MAMP + Squid results in incorrect/invalid "doubled-up" address resolution

125 Views Asked by At

I can't figure it out for the life of me.

I have a laptop (Macbook Pro) that I'm using as a web server to develop Wordpress websites. MAMP Pro 3.0.5 is running on it to serve the sites. As well, I'm also using Squidman 3.3.9 as proxy so I can connect to the laptop with other machines or other devices (phones, tablets, etc.). Everything was working fine for a good long time, which has been since I set the whole thing up a few months back. Fast forward to today, and stuff's somehow busted.

Viewing sites from the laptop (which is where it's all hosted) all sites load and function perfectly fine. However when I try to connect to any of my host entries in MAMP from my desktop machine or whatever remotely, I get bizarre urls returned. Below is exactly what winds up in the browser's address bar when trying to navigate to "examplesite.com":

examplesite.comhttp/examplesite.com/

Character per character, that's exactly how it gets returned. The URL not only gets doubled, but there's a colon missing and forward slash missing.

Another funny thing is that when I go to the wordpress back-end for any of these sites, I can reach it just fine. So, at the same time as having busted root URLs, this somehow still works when I try to connect from a remote machine:

examplesite.com/wp-admin

Additional note: Even with static sites that are just stand-alone files (and not wordpress installations) I still get the same problem with the doubled-up, mangled URL. It appears to happen only when try to connect through a MAMP host address entry.

Anyone have any idea what could be going on? Again, everything used to work fine previously. Now, for some reason, it doesn't.

Many thanks in advance,

-- MP

1

There are 1 best solutions below

0
On

Ok, figured it out. On the device or machine that I was connecting to the proxy with, there was no port number specified.

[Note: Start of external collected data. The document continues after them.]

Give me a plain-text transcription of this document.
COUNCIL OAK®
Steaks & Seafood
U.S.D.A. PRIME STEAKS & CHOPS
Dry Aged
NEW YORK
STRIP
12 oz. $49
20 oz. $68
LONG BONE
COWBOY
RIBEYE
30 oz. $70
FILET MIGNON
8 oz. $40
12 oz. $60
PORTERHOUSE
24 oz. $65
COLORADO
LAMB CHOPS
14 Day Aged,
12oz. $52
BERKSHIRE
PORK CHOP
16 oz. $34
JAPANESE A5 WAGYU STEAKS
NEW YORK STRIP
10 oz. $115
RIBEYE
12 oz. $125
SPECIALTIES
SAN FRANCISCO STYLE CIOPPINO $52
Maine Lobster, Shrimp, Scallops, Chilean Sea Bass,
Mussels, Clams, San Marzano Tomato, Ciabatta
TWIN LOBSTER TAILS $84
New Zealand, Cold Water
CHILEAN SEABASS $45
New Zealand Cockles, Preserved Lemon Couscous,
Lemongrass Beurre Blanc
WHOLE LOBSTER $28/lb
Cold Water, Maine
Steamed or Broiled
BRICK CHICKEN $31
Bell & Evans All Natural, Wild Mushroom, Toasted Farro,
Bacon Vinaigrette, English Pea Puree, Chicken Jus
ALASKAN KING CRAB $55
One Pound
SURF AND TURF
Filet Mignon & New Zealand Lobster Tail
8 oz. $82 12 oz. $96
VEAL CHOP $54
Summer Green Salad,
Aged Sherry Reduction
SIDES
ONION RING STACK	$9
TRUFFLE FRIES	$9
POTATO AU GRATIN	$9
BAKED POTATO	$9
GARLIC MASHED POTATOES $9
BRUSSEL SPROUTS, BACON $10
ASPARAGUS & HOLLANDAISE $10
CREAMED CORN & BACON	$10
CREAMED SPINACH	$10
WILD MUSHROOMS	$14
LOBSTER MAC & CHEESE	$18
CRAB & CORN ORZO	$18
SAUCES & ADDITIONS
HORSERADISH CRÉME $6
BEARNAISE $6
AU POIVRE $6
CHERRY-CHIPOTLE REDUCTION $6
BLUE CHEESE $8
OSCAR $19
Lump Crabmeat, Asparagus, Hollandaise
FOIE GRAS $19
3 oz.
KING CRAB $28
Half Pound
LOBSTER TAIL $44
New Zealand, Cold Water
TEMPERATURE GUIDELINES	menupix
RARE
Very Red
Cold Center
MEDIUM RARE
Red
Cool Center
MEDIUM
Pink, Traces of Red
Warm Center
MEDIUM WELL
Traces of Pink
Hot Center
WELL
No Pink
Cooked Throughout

(I guess that with no port number declared (to match the HTTP port specified in squid) somehow there was a double lookup that was going on. Maybe once when the root was hit, and then a second time when the port number was looked up. Perhaps? I'm still not totally clear why the ":" and the "/" were removed from the address though. Perhaps the slash or the colon are somehow escaping themselves.)